One of the books I quickly read when I first arrived in the UK was Jeremy’s Paxman’s, The English: A Portrait of People (1998). It is a fascinating read into the quirks and idiosyncrasies of the people called the English. “The end of empire, the cracks opening in the so-called United Kingdom, the pressures of the English to plunge into Europe, and the uncontrollability of international business” got the writer thinking about “what did it mean to be English?” In his search to discover the influences on the roots of English anxiety Paxman was keen to find out: “Why do the English seem to enjoy feeling so persecuted? What is behind the English obsession with games? How did they acquire their odd attitudes to sex and food? Where did they get their extraordinary capacity for hypocrisy?”
I was surprised, though, that Paxman did not delve more deeply into the “long-suffering mentality” of the English even under the most intense of circumstances, though he did reflect on the population’s outpouring of grief at Diana’s death as a puncturing of a ‘reserved façade’ normally associated with the English. This so-called disposition of the ‘stiff upper lip’ and ‘putting on a brave face’ would betray nothing, even on a train ride. Research seems to suggest that this default mode may be having significant impact on the health and well-being of the nation. It has become so chronic that maybe the whole nation may be in need of help!

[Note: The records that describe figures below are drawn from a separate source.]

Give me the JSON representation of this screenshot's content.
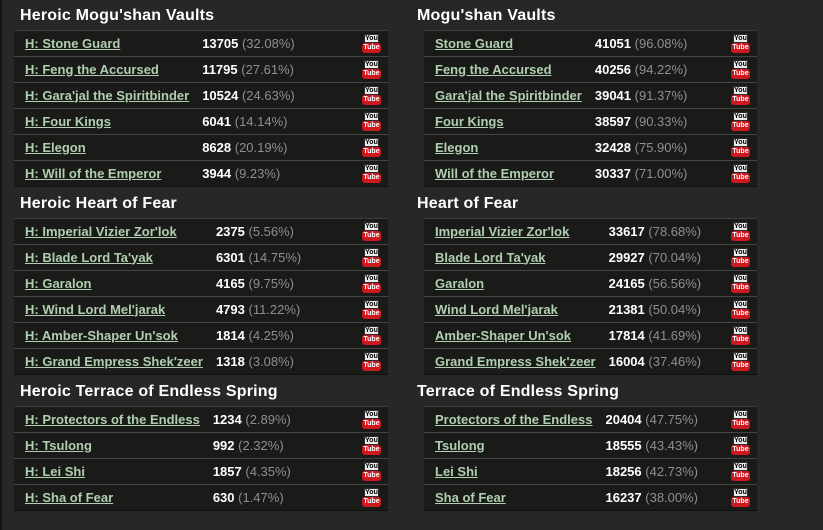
{
  "colors": {
    "page_background": "#272725",
    "row_background": "#1a1a18",
    "row_separator": "#454543",
    "boss_link_green": "#b0cfb0",
    "kill_count_white": "#ffffff",
    "percent_gray": "#8f8f8f",
    "header_white": "#ffffff",
    "youtube_red": "#cc181e"
  },
  "youtube": {
    "top_label": "You",
    "bottom_label": "Tube"
  },
  "columns": [
    {
      "id": "heroic",
      "sections": [
        {
          "title": "Heroic Mogu'shan Vaults",
          "bosses": [
            {
              "name": "H: Stone Guard",
              "kills": "13705",
              "percent": "(32.08%)"
            },
            {
              "name": "H: Feng the Accursed",
              "kills": "11795",
              "percent": "(27.61%)"
            },
            {
              "name": "H: Gara'jal the Spiritbinder",
              "kills": "10524",
              "percent": "(24.63%)"
            },
            {
              "name": "H: Four Kings",
              "kills": "6041",
              "percent": "(14.14%)"
            },
            {
              "name": "H: Elegon",
              "kills": "8628",
              "percent": "(20.19%)"
            },
            {
              "name": "H: Will of the Emperor",
              "kills": "3944",
              "percent": "(9.23%)"
            }
          ]
        },
        {
          "title": "Heroic Heart of Fear",
          "bosses": [
            {
              "name": "H: Imperial Vizier Zor'lok",
              "kills": "2375",
              "percent": "(5.56%)"
            },
            {
              "name": "H: Blade Lord Ta'yak",
              "kills": "6301",
              "percent": "(14.75%)"
            },
            {
              "name": "H: Garalon",
              "kills": "4165",
              "percent": "(9.75%)"
            },
            {
              "name": "H: Wind Lord Mel'jarak",
              "kills": "4793",
              "percent": "(11.22%)"
            },
            {
              "name": "H: Amber-Shaper Un'sok",
              "kills": "1814",
              "percent": "(4.25%)"
            },
            {
              "name": "H: Grand Empress Shek'zeer",
              "kills": "1318",
              "percent": "(3.08%)"
            }
          ]
        },
        {
          "title": "Heroic Terrace of Endless Spring",
          "bosses": [
            {
              "name": "H: Protectors of the Endless",
              "kills": "1234",
              "percent": "(2.89%)"
            },
            {
              "name": "H: Tsulong",
              "kills": "992",
              "percent": "(2.32%)"
            },
            {
              "name": "H: Lei Shi",
              "kills": "1857",
              "percent": "(4.35%)"
            },
            {
              "name": "H: Sha of Fear",
              "kills": "630",
              "percent": "(1.47%)"
            }
          ]
        }
      ]
    },
    {
      "id": "normal",
      "sections": [
        {
          "title": "Mogu'shan Vaults",
          "bosses": [
            {
              "name": "Stone Guard",
              "kills": "41051",
              "percent": "(96.08%)"
            },
            {
              "name": "Feng the Accursed",
              "kills": "40256",
              "percent": "(94.22%)"
            },
            {
              "name": "Gara'jal the Spiritbinder",
              "kills": "39041",
              "percent": "(91.37%)"
            },
            {
              "name": "Four Kings",
              "kills": "38597",
              "percent": "(90.33%)"
            },
            {
              "name": "Elegon",
              "kills": "32428",
              "percent": "(75.90%)"
            },
            {
              "name": "Will of the Emperor",
              "kills": "30337",
              "percent": "(71.00%)"
            }
          ]
        },
        {
          "title": "Heart of Fear",
          "bosses": [
            {
              "name": "Imperial Vizier Zor'lok",
              "kills": "33617",
              "percent": "(78.68%)"
            },
            {
              "name": "Blade Lord Ta'yak",
              "kills": "29927",
              "percent": "(70.04%)"
            },
            {
              "name": "Garalon",
              "kills": "24165",
              "percent": "(56.56%)"
            },
            {
              "name": "Wind Lord Mel'jarak",
              "kills": "21381",
              "percent": "(50.04%)"
            },
            {
              "name": "Amber-Shaper Un'sok",
              "kills": "17814",
              "percent": "(41.69%)"
            },
            {
              "name": "Grand Empress Shek'zeer",
              "kills": "16004",
              "percent": "(37.46%)"
            }
          ]
        },
        {
          "title": "Terrace of Endless Spring",
          "bosses": [
            {
              "name": "Protectors of the Endless",
              "kills": "20404",
              "percent": "(47.75%)"
            },
            {
              "name": "Tsulong",
              "kills": "18555",
              "percent": "(43.43%)"
            },
            {
              "name": "Lei Shi",
              "kills": "18256",
              "percent": "(42.73%)"
            },
            {
              "name": "Sha of Fear",
              "kills": "16237",
              "percent": "(38.00%)"
            }
          ]
        }
      ]
    }
  ]
}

Train journeys at Peak times are a fascinating and frustrating experience in the niceness and stiff upper lip of the English – in fact across the whole of the British Isles. In crowded trains – which not even transported animals according to European regulations would be subjected to – where you can feel the warm breath of passengers caressing exposed necks, faces, armpits, chests and breasts, swoon in the aroma of perfume or bear the brunt of sour breadths of your fellow travellers, I am always disturbed by the apparent quiet acceptance and nonchalant response of my fellow passengers as if nothing is amiss.
These packed out trains are worse than a crammed mini-bus on a Caribbean island. And when at a stop along the journey incoming passengers ask those inside to “move up the aisle, please”, I am always amused how quickly space is created without a murmur. In the Caribbean, I can imagine someone shouting back: “move up where, YOUR backside, mine or theirs?” Even more testing of one’s patience is the sudden appearance of a train conductor negotiating his way (they tend to be mainly men), climbing over passengers and luggage to examine the tickets. The audacity of it all is mind-boggling given that I thought that as a passenger I paid for a seat! I even once suggested to the ticket collector that it may helpful and fair if I am given a refund since I am standing all the way to my destination. In that overcrowded train, he suggested without any emotion: “Sir, I would suggest you try to find a seat or you can step out and wait for the next service”, which by the way will also be crowded.
But back to the passengers: these are mainly professional people on the way to work and I am sure their workplace travel rules will follow all the health and safety requirements about being seated and strapped into your seat on any moving vehicle or means of transport. Some of these travellers may even be managers and insurance brokers who would know that it is illegal to allow people to travel in an overcrowded vehicle and without being seated. Yet the train services can operate with impunity to crowd as many passengers as possible into a carriage to swell their coffers.
Why do travellers not protest? Why can’t train commuters rise up and take to the streets? Do we need to get into a drunken stupor before we can take on such nonsense treatment? It is time to kick this habit of polite meekness. Enough of the “so-called” English reserve, “niceness” and “stiff upper lip”: it is time for a protest that carries a growl and some transforming bites! Perhaps, we need to take some hints from the strategy book of protestors from around the world. Until people stand up to be counted, individually and as a community, much of the dehumanising nonsense and gradual degradation of rights would continue to become entrenched as the norm in our life together. The grins and habit of operating with the freedom to treat us as they wish need to be exorcized!